Il sindaco di Mosca Sergey Sobyanin ha annunciato l’incidente sulla piattaforma statale russa Maks, spiegando che "uno dei droni ha danneggiato un impianto della raffineria di Mosca" e che non ci sono stati feriti. Sobyanin ha aggiunto che solo martedì sono stati intercettati 60 droni diretti su Mosca, quello che l’agenzia di stato Tass ha descritto come uno dei più massicci sbarramenti contro la capitale russa dall’inizio dell’anno.
Le autorità locali hanno chiuso al traffico la zona intorno alla raffineria dopo l’attacco.
Il presidente ucraino Volodymyr Zelensky ha rivendicato l’operazione per conto dell’Ucraina, presentandola come una dimostrazione di forza a lungo raggio. "Questa volta la regione di Mosca ha sentito la portata delle capacità a lungo raggio dell’Ucraina. Una raffineria di petrolio è stata colpita a una distanza di 500 chilometri", ha scritto sui social, diffondendo un filmato che sembra mostrare un drone sorvolare edifici residenziali prima di colpire un sito industriale vicino a un camino a strisce rosse e bianche.
"È una risposta giusta agli attacchi russi e al trascinarsi di una guerra che deve essere fermata", ha dichiarato il presidente ucraino.

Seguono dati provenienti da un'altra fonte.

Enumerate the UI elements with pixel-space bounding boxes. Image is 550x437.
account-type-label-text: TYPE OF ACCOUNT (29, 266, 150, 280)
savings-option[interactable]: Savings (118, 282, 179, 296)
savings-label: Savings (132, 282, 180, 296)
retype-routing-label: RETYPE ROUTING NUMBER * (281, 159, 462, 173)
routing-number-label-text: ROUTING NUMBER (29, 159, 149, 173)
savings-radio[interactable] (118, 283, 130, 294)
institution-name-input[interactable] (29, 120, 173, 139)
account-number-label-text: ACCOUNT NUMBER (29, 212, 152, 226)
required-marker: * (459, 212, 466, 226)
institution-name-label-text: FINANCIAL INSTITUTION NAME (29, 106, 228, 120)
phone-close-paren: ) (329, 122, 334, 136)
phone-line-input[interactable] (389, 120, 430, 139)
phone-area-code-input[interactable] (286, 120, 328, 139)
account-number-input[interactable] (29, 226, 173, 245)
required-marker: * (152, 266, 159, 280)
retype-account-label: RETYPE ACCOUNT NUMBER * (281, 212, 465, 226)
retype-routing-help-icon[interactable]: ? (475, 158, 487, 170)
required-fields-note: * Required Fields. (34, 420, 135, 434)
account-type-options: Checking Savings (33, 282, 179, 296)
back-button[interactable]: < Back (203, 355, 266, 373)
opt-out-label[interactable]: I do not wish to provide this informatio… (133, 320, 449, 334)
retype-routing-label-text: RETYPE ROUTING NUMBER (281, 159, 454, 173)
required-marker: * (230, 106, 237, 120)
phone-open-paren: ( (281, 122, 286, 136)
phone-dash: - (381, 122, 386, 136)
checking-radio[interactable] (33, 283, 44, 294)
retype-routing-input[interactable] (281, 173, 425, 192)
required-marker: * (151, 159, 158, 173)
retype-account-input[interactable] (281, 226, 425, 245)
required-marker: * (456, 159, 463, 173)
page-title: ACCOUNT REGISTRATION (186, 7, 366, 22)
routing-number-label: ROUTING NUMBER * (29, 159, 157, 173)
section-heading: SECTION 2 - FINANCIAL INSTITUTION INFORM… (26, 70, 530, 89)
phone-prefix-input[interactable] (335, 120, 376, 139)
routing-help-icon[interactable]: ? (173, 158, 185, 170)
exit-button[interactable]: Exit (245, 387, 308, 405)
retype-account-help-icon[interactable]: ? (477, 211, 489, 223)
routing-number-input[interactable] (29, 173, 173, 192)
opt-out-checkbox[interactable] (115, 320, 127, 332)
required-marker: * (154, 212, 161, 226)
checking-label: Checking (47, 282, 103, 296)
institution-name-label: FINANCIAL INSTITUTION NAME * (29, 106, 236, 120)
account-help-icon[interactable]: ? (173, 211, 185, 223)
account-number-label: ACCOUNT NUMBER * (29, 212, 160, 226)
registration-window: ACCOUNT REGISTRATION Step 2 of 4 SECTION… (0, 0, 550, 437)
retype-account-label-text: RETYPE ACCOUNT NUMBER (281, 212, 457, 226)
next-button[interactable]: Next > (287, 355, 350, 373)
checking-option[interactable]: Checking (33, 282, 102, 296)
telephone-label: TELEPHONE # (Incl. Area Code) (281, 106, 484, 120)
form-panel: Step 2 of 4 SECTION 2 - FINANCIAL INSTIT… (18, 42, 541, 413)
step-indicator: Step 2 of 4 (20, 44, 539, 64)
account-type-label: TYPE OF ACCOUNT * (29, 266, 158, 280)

I massicci attacchi russi di lunedì, le bombe danneggiano sito patrimonio dell'Unesco a Kiev
L’attacco è arrivato il giorno dopo che Kiev aveva denunciato il lancio da parte della Russia di oltre 600 droni e 70 missili su tutto il territorio ucraino, che hanno ucciso almeno undici persone e danneggiato un antico complesso monastico ortodosso nella capitale.
La Lavra delle Grotte di Kiev, sito patrimonio mondiale dell’UNESCO, ha subito danni al tetto e alla cupola della Cattedrale della Dormizione, in quello che Zelensky ha definito "uno dei crimini più gravi commessi finora dalla Russia contro la cultura cristiana". I servizi di sicurezza ucraini hanno trovato nel complesso i resti di almeno due droni Geran-2. La Russia ha negato ogni responsabilità, attribuendo l’esplosione a un missile Patriot di fabbricazione statunitense, ma senza fornire prove a sostegno di tale versione.
La Russia porta avanti bombardamenti aerei quasi quotidiani sull’Ucraina da quando, nel 2022, ha lanciato l’invasione su vasta scala. Negli ultimi mesi, Kiev ha intensificato gli attacchi di rappresaglia sul territorio russo, colpendo più volte raffinerie di petrolio e infrastrutture di esportazione nel tentativo di erodere le entrate dai combustibili fossili che sostengono lo sforzo bellico di Mosca.